Structure in Radiative Shock Experiments
University of Michigan
The basic radiative shock experiment is a shock launched into a gas of high-atomic-number material at high velocities, which fulfill the conditions for radiative losses to collapse the post-shock material to high densities (over 20 times the initial gas density). This has been accomplished using the OMEGA Laser Facility by illuminating a beryllium ablator for 1 ns with a total of 4 kJ, launching the requisite shock, faster than 100 km/sec, into a polyimide shock tube filled with xenon. The experiments have lateral dimensions of approximately six hundred microns and axial dimensions of two to three millimeters, and are diagnosed by x-ray point-projection backlighting. Repeatable structure beyond the one-dimensional picture of a shock as a planar discontinuity was discovered in the experimental data.
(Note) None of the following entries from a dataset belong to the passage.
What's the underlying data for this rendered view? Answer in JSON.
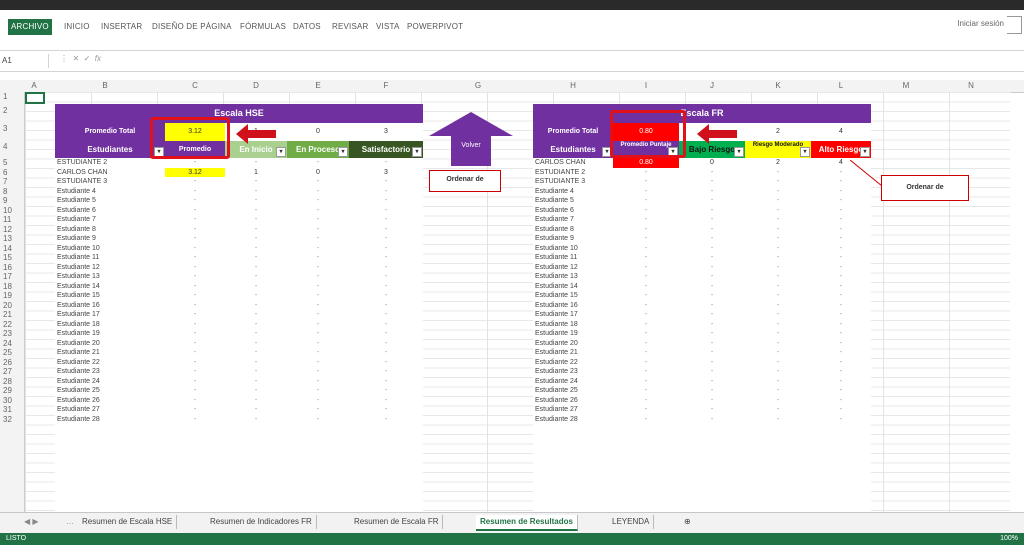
{
  "ribbon": {
    "tabs": [
      "ARCHIVO",
      "INICIO",
      "INSERTAR",
      "DISEÑO DE PÁGINA",
      "FÓRMULAS",
      "DATOS",
      "REVISAR",
      "VISTA",
      "POWERPIVOT"
    ],
    "signin": "Iniciar sesión"
  },
  "formula_bar": {
    "name_box": "A1",
    "fx": "fx"
  },
  "columns": [
    "A",
    "B",
    "C",
    "D",
    "E",
    "F",
    "G",
    "H",
    "I",
    "J",
    "K",
    "L",
    "M",
    "N"
  ],
  "rows": [
    "1",
    "2",
    "3",
    "4",
    "5",
    "6",
    "7",
    "8",
    "9",
    "10",
    "11",
    "12",
    "13",
    "14",
    "15",
    "16",
    "17",
    "18",
    "19",
    "20",
    "21",
    "22",
    "23",
    "24",
    "25",
    "26",
    "27",
    "28",
    "29",
    "30",
    "31",
    "32"
  ],
  "hse": {
    "title": "Escala HSE",
    "promedio_label": "Promedio Total",
    "promedio_value": "3.12",
    "counts": [
      "1",
      "0",
      "3"
    ],
    "headers": [
      "Estudiantes",
      "Promedio",
      "En Inicio",
      "En Proceso",
      "Satisfactorio"
    ],
    "data_rows": [
      [
        "ESTUDIANTE 2",
        "-",
        "-",
        "-",
        "-"
      ],
      [
        "CARLOS CHAN",
        "3.12",
        "1",
        "0",
        "3"
      ],
      [
        "ESTUDIANTE 3",
        "-",
        "-",
        "-",
        "-"
      ],
      [
        "Estudiante 4",
        "-",
        "-",
        "-",
        "-"
      ],
      [
        "Estudiante 5",
        "-",
        "-",
        "-",
        "-"
      ],
      [
        "Estudiante 6",
        "-",
        "-",
        "-",
        "-"
      ],
      [
        "Estudiante 7",
        "-",
        "-",
        "-",
        "-"
      ],
      [
        "Estudiante 8",
        "-",
        "-",
        "-",
        "-"
      ],
      [
        "Estudiante 9",
        "-",
        "-",
        "-",
        "-"
      ],
      [
        "Estudiante 10",
        "-",
        "-",
        "-",
        "-"
      ],
      [
        "Estudiante 11",
        "-",
        "-",
        "-",
        "-"
      ],
      [
        "Estudiante 12",
        "-",
        "-",
        "-",
        "-"
      ],
      [
        "Estudiante 13",
        "-",
        "-",
        "-",
        "-"
      ],
      [
        "Estudiante 14",
        "-",
        "-",
        "-",
        "-"
      ],
      [
        "Estudiante 15",
        "-",
        "-",
        "-",
        "-"
      ],
      [
        "Estudiante 16",
        "-",
        "-",
        "-",
        "-"
      ],
      [
        "Estudiante 17",
        "-",
        "-",
        "-",
        "-"
      ],
      [
        "Estudiante 18",
        "-",
        "-",
        "-",
        "-"
      ],
      [
        "Estudiante 19",
        "-",
        "-",
        "-",
        "-"
      ],
      [
        "Estudiante 20",
        "-",
        "-",
        "-",
        "-"
      ],
      [
        "Estudiante 21",
        "-",
        "-",
        "-",
        "-"
      ],
      [
        "Estudiante 22",
        "-",
        "-",
        "-",
        "-"
      ],
      [
        "Estudiante 23",
        "-",
        "-",
        "-",
        "-"
      ],
      [
        "Estudiante 24",
        "-",
        "-",
        "-",
        "-"
      ],
      [
        "Estudiante 25",
        "-",
        "-",
        "-",
        "-"
      ],
      [
        "Estudiante 26",
        "-",
        "-",
        "-",
        "-"
      ],
      [
        "Estudiante 27",
        "-",
        "-",
        "-",
        "-"
      ],
      [
        "Estudiante 28",
        "-",
        "-",
        "-",
        "-"
      ]
    ]
  },
  "fr": {
    "title": "Escala FR",
    "promedio_label": "Promedio Total",
    "promedio_value": "0.80",
    "counts": [
      "2",
      "4"
    ],
    "headers": [
      "Estudiantes",
      "Promedio Puntaje",
      "Bajo Riesgo",
      "Riesgo Moderado",
      "Alto Riesgo"
    ],
    "first_value": "0.80",
    "data_rows": [
      [
        "CARLOS CHAN",
        "-",
        "0",
        "2",
        "4"
      ],
      [
        "ESTUDIANTE 2",
        "-",
        "-",
        "-",
        "-"
      ],
      [
        "ESTUDIANTE 3",
        "-",
        "-",
        "-",
        "-"
      ],
      [
        "Estudiante 4",
        "-",
        "-",
        "-",
        "-"
      ],
      [
        "Estudiante 5",
        "-",
        "-",
        "-",
        "-"
      ],
      [
        "Estudiante 6",
        "-",
        "-",
        "-",
        "-"
      ],
      [
        "Estudiante 7",
        "-",
        "-",
        "-",
        "-"
      ],
      [
        "Estudiante 8",
        "-",
        "-",
        "-",
        "-"
      ],
      [
        "Estudiante 9",
        "-",
        "-",
        "-",
        "-"
      ],
      [
        "Estudiante 10",
        "-",
        "-",
        "-",
        "-"
      ],
      [
        "Estudiante 11",
        "-",
        "-",
        "-",
        "-"
      ],
      [
        "Estudiante 12",
        "-",
        "-",
        "-",
        "-"
      ],
      [
        "Estudiante 13",
        "-",
        "-",
        "-",
        "-"
      ],
      [
        "Estudiante 14",
        "-",
        "-",
        "-",
        "-"
      ],
      [
        "Estudiante 15",
        "-",
        "-",
        "-",
        "-"
      ],
      [
        "Estudiante 16",
        "-",
        "-",
        "-",
        "-"
      ],
      [
        "Estudiante 17",
        "-",
        "-",
        "-",
        "-"
      ],
      [
        "Estudiante 18",
        "-",
        "-",
        "-",
        "-"
      ],
      [
        "Estudiante 19",
        "-",
        "-",
        "-",
        "-"
      ],
      [
        "Estudiante 20",
        "-",
        "-",
        "-",
        "-"
      ],
      [
        "Estudiante 21",
        "-",
        "-",
        "-",
        "-"
      ],
      [
        "Estudiante 22",
        "-",
        "-",
        "-",
        "-"
      ],
      [
        "Estudiante 23",
        "-",
        "-",
        "-",
        "-"
      ],
      [
        "Estudiante 24",
        "-",
        "-",
        "-",
        "-"
      ],
      [
        "Estudiante 25",
        "-",
        "-",
        "-",
        "-"
      ],
      [
        "Estudiante 26",
        "-",
        "-",
        "-",
        "-"
      ],
      [
        "Estudiante 27",
        "-",
        "-",
        "-",
        "-"
      ],
      [
        "Estudiante 28",
        "-",
        "-",
        "-",
        "-"
      ]
    ]
  },
  "volver_label": "Volver",
  "ordenar_left": "Ordenar de",
  "ordenar_right": "Ordenar de",
  "sheet_tabs": [
    "Resumen de Escala HSE",
    "Resumen de Indicadores FR",
    "Resumen de Escala FR",
    "Resumen de Resultados",
    "LEYENDA"
  ],
  "active_sheet": "Resumen de Resultados",
  "status": {
    "left": "LISTO",
    "zoom": "100%"
  },
  "colors": {
    "purple": "#7030a0",
    "excel_green": "#217346",
    "yellow": "#ffff00",
    "red": "#ff0000",
    "green": "#00b050",
    "light_green": "#a9d08e",
    "dark_green": "#548235"
  }
}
One form this took was that of two-dimensional, radial boundary effects near the tube walls, extended approximately seventy microns into the system. The cause of this effect -- low density wall material which is heated by radiation transport ahead of the shock, launching a new converging shock ahead of the main shock -- is apparently unique to high-energy-density experiments. Another form of structure is the appearance of small-scale perturbations in the post-shock layer, modulating the shock and material interfaces and creating regions of enhanced and diminished aerial density within the layer. The authors have applied an instability theory, a variation of the Vishniac instability of decelerating shocks, to describe the growth of these perturbations. This instability mirrors effects believed to be present in astronomically scaled systems involving decelerating, diverging blast waves.